- Directed by: Del Lord
- Written by: Harry Edwards Elwood Ullman
- Produced by: Del Lord Hugh McCollum
- Starring: Moe Howard Larry Fine Curly Howard Mary Ainslee Symona Boniface Louise Carver Duke York Dudley Dickerson John Tyrrell
- Cinematography: L. William O'Connell
- Edited by: Burton Kramer
- Distributed by: Columbia Pictures
- Release date: December 4, 1941 (U.S.);
- Running time: 16:40
- Country: United States
- Language: English

= Some More of Samoa =

1941 film by Del Lord

Some More of Samoa is a 1941 short subject directed by Del Lord starring American slapstick comedy team The Three Stooges (Moe Howard, Larry Fine and Curly Howard). It is the 59th entry in the series released by Columbia Pictures starring the comedians, who released 190 shorts for the studio between 1934 and 1959.

==Plot==
The Stooges are professional arborists commissioned by a wealthy elderly gentleman to procure a suitable companion for his prized puckerless persimmon tree. Embarking on a journey to the fictitious tropical island of Rhum-Boogie, the Stooges encounter adversity upon arrival, finding themselves captured by the indigenous inhabitants who threaten them with consumption unless Curly consents to marry the Chief's unattractive sibling.

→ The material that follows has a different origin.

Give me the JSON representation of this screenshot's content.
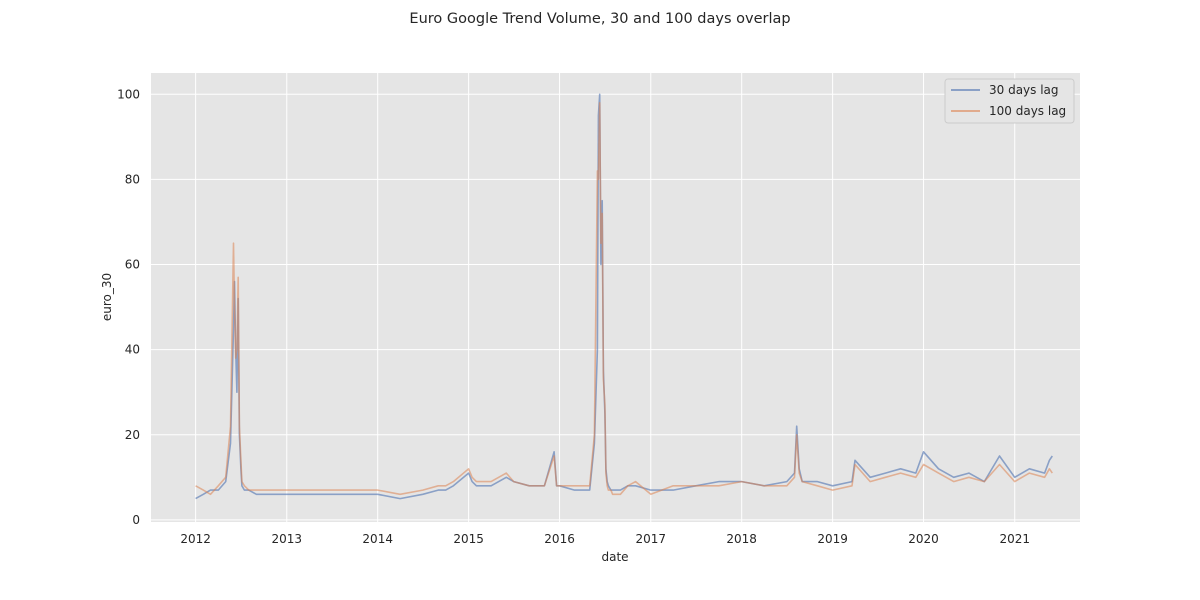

Through resourcefulness and fortitude, the Stooges successfully evade captivity and secure the prized tree. However, their triumph is marred by a perilous encounter with an alligator, culminating in a precarious escape.

==Production notes==
Some More of Samoa was filmed on May 12–15, 1941. The film's title is a self-contained pun, as "Samoa" is pronounced similarly to slurring "some more of" as "some mo' o'". The film is set on the fictional island of Rhum Boogie, not Samoa.

There are several continuity errors in Some More of Samoa. When Curly runs into the king's hut he is still covered with the flour sifted on him from when a cook is preparing the Stooges for dinner, but when he goes into the hut and tangles with the idol, the flour is gone. After he grabs the tree and runs off, the flour is back on. In addition, when Curly puts his head in the bag to answer the telephone, he starts whining before Moe actually closes the bag on his neck.

A very noticeable error is when Curly is about to be cooked and says "Soupbone" (just before pushing the cook into the boiling water), he has a large apple shoved into his mouth, yet his voice is heard clearly.

For a second time (after Movie Maniacs), Carnation milk ("from contented cows") is invoked. The natives of Rhum Boogie are described as living on "milk from contented coconuts."

When Moe and Larry run into a native and he introduces himself as "King Fisher" they reply with an Amos 'n Andy joke routine. Kingfish was a recurring character in the Amos 'n Andy radio show.

Some More of Samoa features a recurring gag often shown when the Stooges portray doctors or are mixing drinks, as in the films Men In Black and All Gummed Up. They stand in an assembly line formation and the first member (usually Moe) calls for a series of complex, often gibberish-sounding surgical tools or drink ingredients, with the other two repeating the orders and passing them to him. At a certain point, Moe will call for cotton, and be ignored at first, then angrily call for it again, prompting one of the other Stooges to retaliate and throw a large wad of wet cotton at Moe's face.